A second way to obtain a nonlinear decision function is to define nonlinear function $\phi : \mathbb{R}^D \to \mathbb{R}^{M}$ that maps the original data representation $\mathbf{x}$ in $\mathbb{R}^D$ to some other feature space $\mathbb{R}^M$.

Some examples include:

- Example of a mapping from one dimension to two-dimensions: $\phi(x) = [x, x^2]^T$
- Example of a mapping from two dimensions to three-dimensions: $\phi(x_1, x_2) = [x_1, x_2, x_1 x_2]^T$
- Example of a mapping from two dimensions to 4-dimensions: $\phi(x_1, x_2) = [x_1, x_2, x_1 x_2, \sin(x_1 x_2)]^T$

Defining a linear decision function using the mapping $\phi$:
$$
g(\mathbf{x}) = \mathbf{w}^T \phi(\mathbf{x})
$$
corresponds to a nonlinear decision on $\mathbf{x}$.

---
## Binary Classifiers in Multi-Class Classification Problems

Suppose we have a training set $\mathbf{T} = \{ (\mathbf{x_1}, l_1), (\mathbf{x_2}, l_2), \cdots,  (\mathbf{x_N}, l_N) \}$ where each label $l_i \in \{ c_1, c_2, \cdots, c_K \}$ can take one of $K$ different classes.

We can use multiple binary classifiers to solve multi-class classification problems.
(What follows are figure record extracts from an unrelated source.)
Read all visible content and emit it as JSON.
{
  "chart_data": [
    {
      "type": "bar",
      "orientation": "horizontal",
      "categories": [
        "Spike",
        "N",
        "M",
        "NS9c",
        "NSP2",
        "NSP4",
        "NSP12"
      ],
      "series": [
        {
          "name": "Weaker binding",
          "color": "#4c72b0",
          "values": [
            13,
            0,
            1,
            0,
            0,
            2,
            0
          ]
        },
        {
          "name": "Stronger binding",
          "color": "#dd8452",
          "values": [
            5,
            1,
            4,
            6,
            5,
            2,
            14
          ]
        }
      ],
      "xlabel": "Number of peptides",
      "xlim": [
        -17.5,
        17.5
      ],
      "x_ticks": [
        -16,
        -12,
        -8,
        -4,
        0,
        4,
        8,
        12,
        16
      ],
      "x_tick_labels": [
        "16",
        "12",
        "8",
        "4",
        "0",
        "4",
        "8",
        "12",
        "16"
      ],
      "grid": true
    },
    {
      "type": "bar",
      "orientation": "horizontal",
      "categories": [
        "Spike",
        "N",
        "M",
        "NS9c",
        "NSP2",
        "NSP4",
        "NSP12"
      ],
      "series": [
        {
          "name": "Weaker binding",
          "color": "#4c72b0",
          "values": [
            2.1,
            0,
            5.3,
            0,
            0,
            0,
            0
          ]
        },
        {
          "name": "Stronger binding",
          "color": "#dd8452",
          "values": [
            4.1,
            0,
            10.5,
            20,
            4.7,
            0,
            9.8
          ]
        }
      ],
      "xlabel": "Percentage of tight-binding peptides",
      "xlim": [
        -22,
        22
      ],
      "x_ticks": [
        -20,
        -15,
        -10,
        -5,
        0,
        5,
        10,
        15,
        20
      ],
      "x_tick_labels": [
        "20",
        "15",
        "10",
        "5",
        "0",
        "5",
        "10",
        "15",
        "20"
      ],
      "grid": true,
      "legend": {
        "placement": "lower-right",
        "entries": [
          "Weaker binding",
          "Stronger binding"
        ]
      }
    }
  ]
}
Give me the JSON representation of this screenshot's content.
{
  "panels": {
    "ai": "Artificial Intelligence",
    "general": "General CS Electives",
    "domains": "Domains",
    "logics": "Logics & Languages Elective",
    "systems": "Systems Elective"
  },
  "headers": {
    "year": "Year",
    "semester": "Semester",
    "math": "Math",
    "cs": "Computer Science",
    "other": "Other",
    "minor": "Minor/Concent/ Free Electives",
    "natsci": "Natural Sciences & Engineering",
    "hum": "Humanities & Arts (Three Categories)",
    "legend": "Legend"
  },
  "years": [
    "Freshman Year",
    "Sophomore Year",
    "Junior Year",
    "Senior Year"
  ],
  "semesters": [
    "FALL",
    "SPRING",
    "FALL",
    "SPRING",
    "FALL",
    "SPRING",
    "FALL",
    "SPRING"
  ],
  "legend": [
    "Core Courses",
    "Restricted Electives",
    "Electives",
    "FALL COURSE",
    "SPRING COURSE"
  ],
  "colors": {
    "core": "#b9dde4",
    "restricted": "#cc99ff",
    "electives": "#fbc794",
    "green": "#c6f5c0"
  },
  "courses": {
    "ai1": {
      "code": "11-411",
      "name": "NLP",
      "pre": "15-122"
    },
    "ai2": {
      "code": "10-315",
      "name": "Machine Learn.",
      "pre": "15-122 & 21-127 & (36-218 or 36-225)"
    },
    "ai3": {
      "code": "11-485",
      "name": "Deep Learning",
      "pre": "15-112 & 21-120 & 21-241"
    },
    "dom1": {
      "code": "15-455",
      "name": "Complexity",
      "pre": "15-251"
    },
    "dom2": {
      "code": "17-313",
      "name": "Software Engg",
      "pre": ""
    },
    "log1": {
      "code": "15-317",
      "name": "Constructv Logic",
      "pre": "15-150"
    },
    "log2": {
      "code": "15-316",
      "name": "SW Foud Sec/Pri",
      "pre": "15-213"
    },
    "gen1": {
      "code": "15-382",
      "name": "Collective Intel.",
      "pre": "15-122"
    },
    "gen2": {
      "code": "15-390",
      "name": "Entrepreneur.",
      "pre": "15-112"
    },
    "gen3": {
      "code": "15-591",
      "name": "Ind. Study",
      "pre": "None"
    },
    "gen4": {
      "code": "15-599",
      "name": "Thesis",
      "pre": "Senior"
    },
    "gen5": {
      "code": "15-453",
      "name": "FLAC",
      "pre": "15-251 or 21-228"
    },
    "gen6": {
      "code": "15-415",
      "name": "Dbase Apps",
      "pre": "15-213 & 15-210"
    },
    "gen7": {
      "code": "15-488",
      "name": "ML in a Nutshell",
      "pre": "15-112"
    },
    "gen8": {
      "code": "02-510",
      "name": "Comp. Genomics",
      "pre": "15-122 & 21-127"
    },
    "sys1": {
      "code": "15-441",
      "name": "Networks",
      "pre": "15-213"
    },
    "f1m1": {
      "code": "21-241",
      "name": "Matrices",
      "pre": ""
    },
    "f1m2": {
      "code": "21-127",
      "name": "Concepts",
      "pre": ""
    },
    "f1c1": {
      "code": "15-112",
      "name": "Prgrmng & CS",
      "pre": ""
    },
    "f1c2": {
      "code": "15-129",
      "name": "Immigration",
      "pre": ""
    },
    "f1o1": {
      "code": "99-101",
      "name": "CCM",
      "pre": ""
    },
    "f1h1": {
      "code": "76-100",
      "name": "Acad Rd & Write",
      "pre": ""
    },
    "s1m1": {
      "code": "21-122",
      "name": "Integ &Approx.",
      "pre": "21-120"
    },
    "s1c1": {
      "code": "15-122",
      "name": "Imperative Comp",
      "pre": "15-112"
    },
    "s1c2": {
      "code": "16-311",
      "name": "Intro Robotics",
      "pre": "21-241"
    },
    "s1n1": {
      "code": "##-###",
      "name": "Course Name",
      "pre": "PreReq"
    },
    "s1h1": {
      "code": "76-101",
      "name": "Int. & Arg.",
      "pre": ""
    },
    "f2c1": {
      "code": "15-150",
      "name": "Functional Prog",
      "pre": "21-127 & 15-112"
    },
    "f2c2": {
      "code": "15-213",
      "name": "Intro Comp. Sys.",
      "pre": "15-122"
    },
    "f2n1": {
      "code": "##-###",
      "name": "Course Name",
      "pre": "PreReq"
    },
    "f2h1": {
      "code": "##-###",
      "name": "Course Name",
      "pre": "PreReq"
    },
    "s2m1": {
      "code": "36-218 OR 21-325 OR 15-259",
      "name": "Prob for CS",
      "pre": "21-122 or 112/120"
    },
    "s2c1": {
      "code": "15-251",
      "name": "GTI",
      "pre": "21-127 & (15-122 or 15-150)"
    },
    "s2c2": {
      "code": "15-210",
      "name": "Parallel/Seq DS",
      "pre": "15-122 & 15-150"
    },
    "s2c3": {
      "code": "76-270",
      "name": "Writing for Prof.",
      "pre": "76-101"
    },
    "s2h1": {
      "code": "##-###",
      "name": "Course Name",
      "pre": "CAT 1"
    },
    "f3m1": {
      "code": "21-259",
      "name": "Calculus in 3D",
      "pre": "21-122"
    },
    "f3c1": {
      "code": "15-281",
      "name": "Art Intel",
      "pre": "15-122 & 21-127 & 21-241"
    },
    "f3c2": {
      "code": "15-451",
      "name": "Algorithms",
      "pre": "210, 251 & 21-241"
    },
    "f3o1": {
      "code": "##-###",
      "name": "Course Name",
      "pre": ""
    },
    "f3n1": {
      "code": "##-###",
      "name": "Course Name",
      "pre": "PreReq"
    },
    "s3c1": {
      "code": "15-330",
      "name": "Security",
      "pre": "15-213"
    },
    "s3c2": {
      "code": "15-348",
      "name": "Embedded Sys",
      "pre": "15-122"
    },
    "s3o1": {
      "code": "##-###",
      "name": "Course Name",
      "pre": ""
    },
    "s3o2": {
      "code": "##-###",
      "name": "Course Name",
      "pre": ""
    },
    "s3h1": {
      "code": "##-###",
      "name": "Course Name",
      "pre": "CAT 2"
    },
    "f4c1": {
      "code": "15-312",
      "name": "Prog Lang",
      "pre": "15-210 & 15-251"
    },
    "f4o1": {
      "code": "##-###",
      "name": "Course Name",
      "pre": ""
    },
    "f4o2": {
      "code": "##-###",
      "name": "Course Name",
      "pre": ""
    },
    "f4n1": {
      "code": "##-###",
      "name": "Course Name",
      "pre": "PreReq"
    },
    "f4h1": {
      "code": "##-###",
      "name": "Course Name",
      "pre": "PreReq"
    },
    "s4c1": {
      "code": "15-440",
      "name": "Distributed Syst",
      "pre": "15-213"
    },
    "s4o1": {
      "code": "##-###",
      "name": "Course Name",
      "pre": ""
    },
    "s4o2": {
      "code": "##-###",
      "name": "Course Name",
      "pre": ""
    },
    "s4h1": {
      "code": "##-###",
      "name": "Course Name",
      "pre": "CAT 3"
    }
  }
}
Binary decision functions can be combined in order to define multi-class classification schemes in two ways:
- One-versus-One Classification aka. All-Pairs
- One-versus-Rest Classification aka. One-versus-All
- Error Correcting Output Codes (ECOC)

---
### One-versus-One Classification Scheme

In the One-vs-One classification scheme, we use $K(K-1)/2$ classifiers for each pair of classes. For example, in a 3-class classification problem involving classes $c_1$, $c_2$ and $c_3$, we define the following binary decision functions:

$$
g_{12}(\mathbf{x}) \text{ discriminates classes } c_1 \text{ and } c_2 \\
g_{13}(\mathbf{x}) \text{ discriminates classes } c_1 \text{ and } c_3 \\
g_{23}(\mathbf{x}) \text{ discriminates classes } c_2 \text{ and } c_3 \\
$$

---
#### How to define the decision functions?

To define the decision function $g_{kl}(\cdot)$, a subset of the original training set is used, which is formed only by the training vectors belonging to classes $c_k$ and $c_l$.

---
#### How to perform the classification?

Classification is based on **majority voting**. Take the class that got the most votes from all the individual classifiers.

---
#### What are the Advantages and Disadvantages?

- Advantage: The training set for each classifier is smaller, so we get faster training time.
- Advantage: More accurate than one-vs-all because we rely on more than one classifier for the classification
- Disadvantage: For large $K$, we have trained more binary classifiers, in the order of $O(K^2)$. This becomes expensive during classification.

---
### One-versus-Rest Classification Scheme

Train a classifier for each class so we end up having $K$ different binary classifiers. For example, in a 3-class classification problem involving classes $c_1$, $c_2$ and $c_3$, we define the following binary decision functions:

$$
g_{1}(\mathbf{x}) \text{ discriminates class } c_1 \text{ from } c_2 \text{ and } c_3 \\
g_{2}(\mathbf{x}) \text{ discriminates class } c_2 \text{ from } c_1 \text{ and } c_3 \\
g_{3}(\mathbf{x}) \text{ discriminates class } c_3 \text{ from } c_1 \text{ and } c_2 \\
$$

---
#### How to define the decision functions?

To define the decision function $g_{k}(\cdot)$, the entire training set is used where the samples belonging to class $c_k$ form the positive class, while the samples belonging to the other classes form the negative class (a new class).

---
#### How to perform the classification?

When we want to classify a new sample $\mathbf{x}_{*}$, that sample is given to all the binary classifiers. 
- Compute the response of each decision function given the new sample. Each classifier gives a response (e.g. the distance from the decision hyperplane).
- Classifiy based on the highest response: The new sample $\mathbf{x}_{*}$ is assigned the class $c_k$ corresponding to the decision function with the highest response. 

---
#### What are the Advantages and Disadvantages?

- Advantage: Better classification time for large $K$ because we only have $K$ binary classifiers to evaluate.
- Disadvantage: If one classifier is wrong (e.g. by giving the highest response), then the classification may be wrong

---
### Error Correcting Output Codes

Error Correcting Output Codes (ECOC) is framework that treats some base learners as noisy channels and uses ECC to correct the prediction errors made by the learners.

---
#### How to train the classifiers?

For each bit, we train a classifier.

---
#### How to classify?

Pick the closes row of the coding matrix as a prediction.

---
#### What are the Advantages and Disadvantages?

- Advantage: Much faster if $K$ is large because we only need a logairthmic number of bits compared to the number of classes
- Disadvantage: Underlying classifiers may perform poorly